In my first look we covered what the Blue Force Gear Saw Pouch was made from. If you haven’t read that I suggest checking it out here. Today, I’m doing a pure performance review. The SAW pouch by Blue Force Gear is a big pouch. You can squeeze a wide variety of different pieces of gear into it. Ammo, magazines, food, water, all have a place in the pouch. A long time ago I served as a machine gunner in the USMC. I carried a beloved M240 and a M249 SAW during my first pump, and the M240 during my second. In that time I used a hodgepodge of SAW pouches to carry ammo. I still have two of these old pouches, and while they worked alright, they were far from perfect.
Problems with Pouches
First of all they weren’t water resistant, and there wasn’t a standard size. One fit a 200 round SAW drum or a 100 round belt of 7.62 NATO perfectly. The other could fit one 100 round cloth pouch, and about seventy rounds of 7.62. This lead to me being imaginative in carrying my ammo. I even utilized cloth bandoleers, as seen here.

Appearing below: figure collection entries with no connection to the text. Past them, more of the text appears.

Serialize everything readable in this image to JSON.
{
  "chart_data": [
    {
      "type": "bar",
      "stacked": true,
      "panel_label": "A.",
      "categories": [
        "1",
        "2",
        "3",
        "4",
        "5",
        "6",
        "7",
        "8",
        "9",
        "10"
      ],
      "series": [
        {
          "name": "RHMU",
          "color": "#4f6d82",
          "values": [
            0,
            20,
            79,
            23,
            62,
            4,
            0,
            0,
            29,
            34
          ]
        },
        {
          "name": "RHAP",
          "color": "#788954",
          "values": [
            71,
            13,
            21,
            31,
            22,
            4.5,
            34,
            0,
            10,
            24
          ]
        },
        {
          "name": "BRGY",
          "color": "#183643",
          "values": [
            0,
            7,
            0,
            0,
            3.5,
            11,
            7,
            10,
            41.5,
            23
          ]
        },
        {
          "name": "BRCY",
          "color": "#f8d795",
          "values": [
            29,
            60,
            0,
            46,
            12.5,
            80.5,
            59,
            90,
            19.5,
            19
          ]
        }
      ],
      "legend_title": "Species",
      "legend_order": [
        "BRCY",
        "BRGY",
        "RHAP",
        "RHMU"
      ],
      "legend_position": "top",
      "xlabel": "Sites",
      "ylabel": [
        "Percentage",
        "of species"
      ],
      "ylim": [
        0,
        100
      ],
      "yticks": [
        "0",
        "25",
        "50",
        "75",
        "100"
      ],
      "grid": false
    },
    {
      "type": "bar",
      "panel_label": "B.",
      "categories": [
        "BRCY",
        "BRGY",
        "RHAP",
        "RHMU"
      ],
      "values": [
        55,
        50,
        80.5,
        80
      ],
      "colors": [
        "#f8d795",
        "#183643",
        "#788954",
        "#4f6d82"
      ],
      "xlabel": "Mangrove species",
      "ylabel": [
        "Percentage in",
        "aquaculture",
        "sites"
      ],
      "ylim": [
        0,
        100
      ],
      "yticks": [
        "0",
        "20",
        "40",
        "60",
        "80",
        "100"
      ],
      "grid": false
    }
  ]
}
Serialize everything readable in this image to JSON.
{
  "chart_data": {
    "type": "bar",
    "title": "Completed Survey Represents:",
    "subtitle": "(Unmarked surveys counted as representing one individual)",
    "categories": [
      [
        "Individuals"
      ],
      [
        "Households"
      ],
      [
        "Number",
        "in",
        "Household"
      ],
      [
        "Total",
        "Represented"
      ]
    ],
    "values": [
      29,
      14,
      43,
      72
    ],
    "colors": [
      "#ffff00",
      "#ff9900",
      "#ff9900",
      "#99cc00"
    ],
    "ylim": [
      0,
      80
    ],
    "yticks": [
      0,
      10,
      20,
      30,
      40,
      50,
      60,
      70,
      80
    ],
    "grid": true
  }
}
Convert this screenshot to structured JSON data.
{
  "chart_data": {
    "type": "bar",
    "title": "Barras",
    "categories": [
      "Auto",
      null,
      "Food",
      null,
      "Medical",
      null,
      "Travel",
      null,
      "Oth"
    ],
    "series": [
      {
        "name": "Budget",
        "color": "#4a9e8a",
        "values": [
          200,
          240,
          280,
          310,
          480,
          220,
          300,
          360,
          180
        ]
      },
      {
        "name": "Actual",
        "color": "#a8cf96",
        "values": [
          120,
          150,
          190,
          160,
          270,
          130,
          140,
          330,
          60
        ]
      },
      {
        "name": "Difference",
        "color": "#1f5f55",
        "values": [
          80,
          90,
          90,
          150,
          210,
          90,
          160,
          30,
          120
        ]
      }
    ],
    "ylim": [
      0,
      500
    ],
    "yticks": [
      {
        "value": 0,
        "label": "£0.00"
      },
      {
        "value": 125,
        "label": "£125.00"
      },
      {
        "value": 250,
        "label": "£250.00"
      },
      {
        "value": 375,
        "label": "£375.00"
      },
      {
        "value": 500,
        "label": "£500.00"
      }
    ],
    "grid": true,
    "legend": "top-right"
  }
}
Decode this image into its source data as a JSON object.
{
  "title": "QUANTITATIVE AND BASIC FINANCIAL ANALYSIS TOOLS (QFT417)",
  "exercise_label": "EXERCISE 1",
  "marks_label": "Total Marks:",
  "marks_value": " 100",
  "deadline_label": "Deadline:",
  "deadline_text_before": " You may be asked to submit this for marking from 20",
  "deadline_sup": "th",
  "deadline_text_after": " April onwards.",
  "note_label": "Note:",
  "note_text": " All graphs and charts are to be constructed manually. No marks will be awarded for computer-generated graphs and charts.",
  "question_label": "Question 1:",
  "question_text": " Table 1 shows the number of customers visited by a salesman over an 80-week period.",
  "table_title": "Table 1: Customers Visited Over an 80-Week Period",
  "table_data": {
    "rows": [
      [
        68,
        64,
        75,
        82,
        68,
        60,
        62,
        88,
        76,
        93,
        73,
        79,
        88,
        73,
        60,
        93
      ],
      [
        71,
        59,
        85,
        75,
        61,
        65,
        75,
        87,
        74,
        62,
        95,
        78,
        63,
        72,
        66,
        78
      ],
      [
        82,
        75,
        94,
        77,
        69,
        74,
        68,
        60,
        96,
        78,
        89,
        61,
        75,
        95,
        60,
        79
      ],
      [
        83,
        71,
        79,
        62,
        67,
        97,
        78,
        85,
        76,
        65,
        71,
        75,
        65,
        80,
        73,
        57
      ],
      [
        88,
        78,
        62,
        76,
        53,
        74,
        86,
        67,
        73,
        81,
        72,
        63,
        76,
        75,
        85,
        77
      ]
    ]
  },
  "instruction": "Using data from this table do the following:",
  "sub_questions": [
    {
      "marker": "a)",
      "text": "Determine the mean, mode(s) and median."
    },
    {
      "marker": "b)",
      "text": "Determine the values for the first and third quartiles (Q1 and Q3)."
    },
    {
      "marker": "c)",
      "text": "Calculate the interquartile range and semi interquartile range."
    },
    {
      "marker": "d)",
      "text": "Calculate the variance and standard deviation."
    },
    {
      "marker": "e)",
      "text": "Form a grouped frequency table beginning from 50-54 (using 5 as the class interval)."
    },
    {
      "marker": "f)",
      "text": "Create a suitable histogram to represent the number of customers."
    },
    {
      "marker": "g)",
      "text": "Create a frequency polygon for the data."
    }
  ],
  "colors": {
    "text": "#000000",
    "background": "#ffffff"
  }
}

Another issue is that it went flat as soon as the ammo was removed. When using the SAW we had a general rule that the disposable plastic drums were packed out. The idea that they could be used as bait for an IED clung to us. So when I had to reload in the middle of a gunfight I’d throw a new one on the gun and drop the plastic one. This kept me in the fight and made reloading quicker.
However, when it came time to move I had to grab the drum, move, drop the drum, and resume fighting. Alternatively, I had to move, carry the gun, and try to put the drum back into the pouch with one hand. Neither option was optimum. When I carried the M240 the larger ammunition and lack of drums meant I carried a 50 round ‘starter’ belt. That wouldn’t last long in a fight, so reloading was important.
Enter the Blue Force Gear Saw Pouch
The 100 round belt in my pouches didn’t fill the pouch, so it closed part of the way, so I would have had to wrestle it out and try my fastest to reload. The Blue Force Gear SAW pouch doesn’t have that problem. It stays opened unless pressed and held flat. Putting a drum back in, or pulling a belt of ammo out would be a helluva lot easier.
Nice and Wide
Unfortunately these days I don’t carry a belt fed weapon, and neither do most of us. What purpose would the Blue Force Gear pouch serve us? First and foremost it’s perfect to extend a pack, make it bigger, better, and more accessible. You can fit a day trips worth of chow and a few bottles of water in it easily. This keeps everything accessible and easy to find. This is a really big pouch, so you can do a lot with it.
I was running some magazine change drills and attached this to my Telor Tactical Go Belt. I didn’t use it as a mag pouch, but a drop pouch. During tactical reloads I found it to be incredibly easy to toss the magazines in pouch. The mouth of the pouch is always opened. I figured if it was hungry, I’d feed it.
I personally hate most drop pouches. They sag, and you have to really push the mag in, with this one I just drop it in. If I needed to move all I’d have to do is secure the pouch with it’s easy open lid. The pouch had no problems closing on 40 round PMAGs. So you can fit some tall things in there.
On the Drums
Speaking of PMAGs. Have you guys seen the new Magpul D60 drum? This pouch is perfect for it. If you wanted to run drums you’d need something to carry it. Let’s face it TACO pouches ain’t gonna work. The drum is big, but the pouch is bigger, so retrieval for reloads is simple. Also, FN is producing a semi auto SAW. So if you want one, you’ll need a way to carry ammo.
The pouch itself is resistant to almost any damage I’ve put it through. It went through some real extensive testing as a drop pouch for a SCAR 16s, a Scorpion Carbine, and on the trap range. It turns out a box of 12 gauge ammo fits in it perfectly when busting skeet. The pouch isn’t water proof, but it’s water resistant. Dew, mist, fog, aren’t going to settle on it and bleed through. The same goes for laying in wet grass. Your ammo is gonna stay dry.
The PALS webbing on the back is made from the same Ultracomp the pouch is. Because of this you get just a hair of flex. This little bit of flex makes it a lot easier to weave on tight webbing. The end of the PALS straps have velcro, which attaches the last rung of PALS. The ends have a fabric no slip cap, so if the velcro goes out the straps will catch on the webbing. This ensures the Blue Force Gear SAW pouch is always secure.
All in all, I’m glad someone is finally looking out for my belt fed brothers. The options for carrying ammo have always been small for belt fed weapons. It’s glad to see a high quality piece of gear that is built to last, and it seems to be perfect for belt fed ammo. This is the pouch I would’ve designed when I was carrying a machine gun. The Blue Force Gear Saw pouch is well designed, easy to use, and is a solid piece of kit.